Children from disadvantaged backgrounds need to do more than just attend a good school to boost their educational achievement, a report has claimed.
The report for charity Joseph Rowntree Foundation highlighted how a quarter of poor children in England gain five good GCSEs compared with half of all pupils.
School quality accounted for a fraction of variations in achievement, it said.
Family disadvantage is passed on from one generation to the next in a cycle of underachievement, it added.
The report said that factors such as how children felt about themselves and their learning also needed to be tackled.
'Chavs and posh'
The report, which summarises the findings of eight earlier projects for the charity's education and poverty programme, seeks to understand the well-known correlation between poverty and low educational performance.
Parents who were making a choice between low income and long hours found it hard to give children good life chances, the report added.

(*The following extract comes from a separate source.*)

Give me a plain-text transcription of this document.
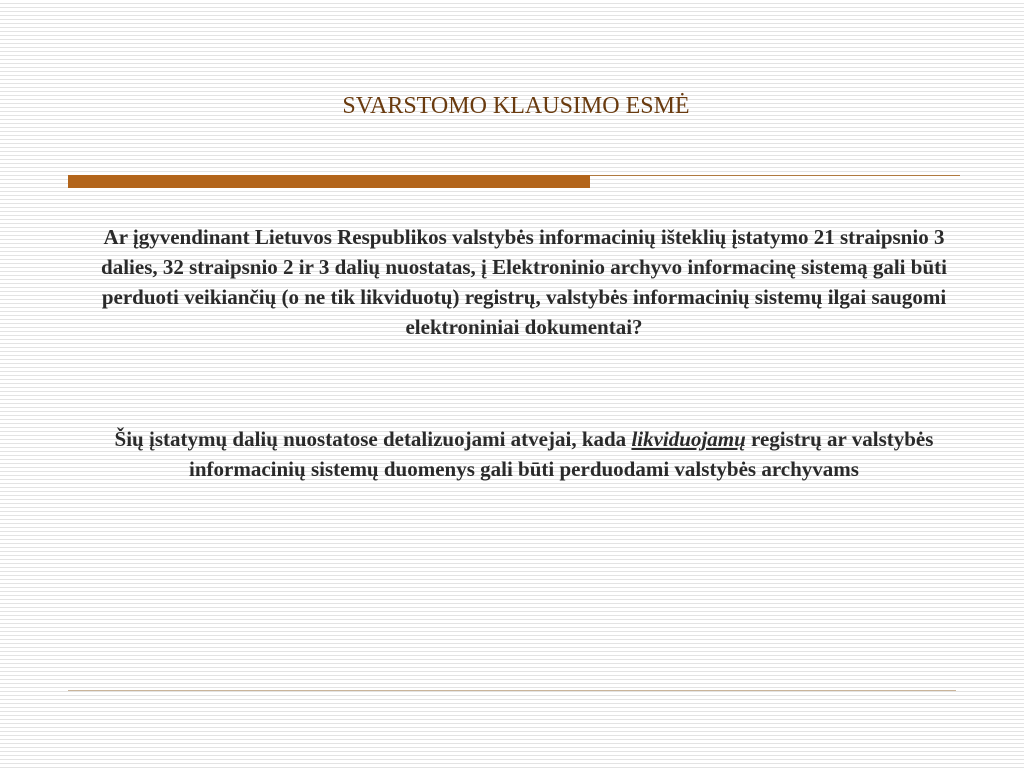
SVARSTOMO KLAUSIMO ESMĖ

Ar įgyvendinant Lietuvos Respublikos valstybės informacinių išteklių įstatymo 21 straipsnio 3 dalies, 32 straipsnio 2 ir 3 dalių nuostatas, į Elektroninio archyvo informacinę sistemą gali būti perduoti veikiančių (o ne tik likviduotų) registrų, valstybės informacinių sistemų ilgai saugomi elektroniniai dokumentai?

Šių įstatymų dalių nuostatose detalizuojami atvejai, kada likviduojamų registrų ar valstybės informacinių sistemų duomenys gali būti perduodami valstybės archyvams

It claimed that just 14% of the difference between individual's performance was down to the quality of the school.
Report author Donald Hirsch said: "What this means is that if you simply looked at factors which varied from one school to another - there would not be that much difference in educational performance.
"Looking at children's social background had much more of an impact."
This research did not imply that poorer parents don't care about their children's education
Joseph Rowntree Foundation report
Children were highly aware of their social position and the limitations it placed upon them.
Many had clear stereotypes of "chavs" and "posh" children, the report found.
And children from different backgrounds had different attitudes to their learning and schools, which were developed at an early age.
For example, those in disadvantaged schools complained that they were shouted at by teachers, whereas those in more advantaged schools did not mention this.
The children concluded that those who had been able to develop reading and writing outside school were more confident and had higher self-esteem, the report said.
Mr Hirsch added that if children did not feel confident about their learning they were reluctant to invest effort into it.
What did help was more activities outside school which could help children develop their confidence.
Out-of-school activities should not be just an add-on, the report said, instead they were absolutely central to raising achievement.
The report also found children in advantaged homes not only had more help with their homework but more physical space to do it.
"This research did not imply that poorer parents don't care about their children's education.
"Many parents on low incomes lack the resources that allow them to help out, to provide conducive environments or to access relevant services," it added.
The arrival of extended schools, which will provide homework clubs and help for children and families, offered the opportunity for children from disadvantaged backgrounds to experience some out of school learning that better off children had access to, the report said.
But Mr Hirsch said there was a risk they would reinforce the negative perceptions that some disengaged children already had of school and learning.
Schools minister Lord Adonis said helping children from disadvantaged backgrounds was one of the government's key objectives.
The report's findings chimed with many of the things the government was already doing, he said.
"We will continue to focus on making sure every child can fulfil all aspects of their potential, regardless of their background."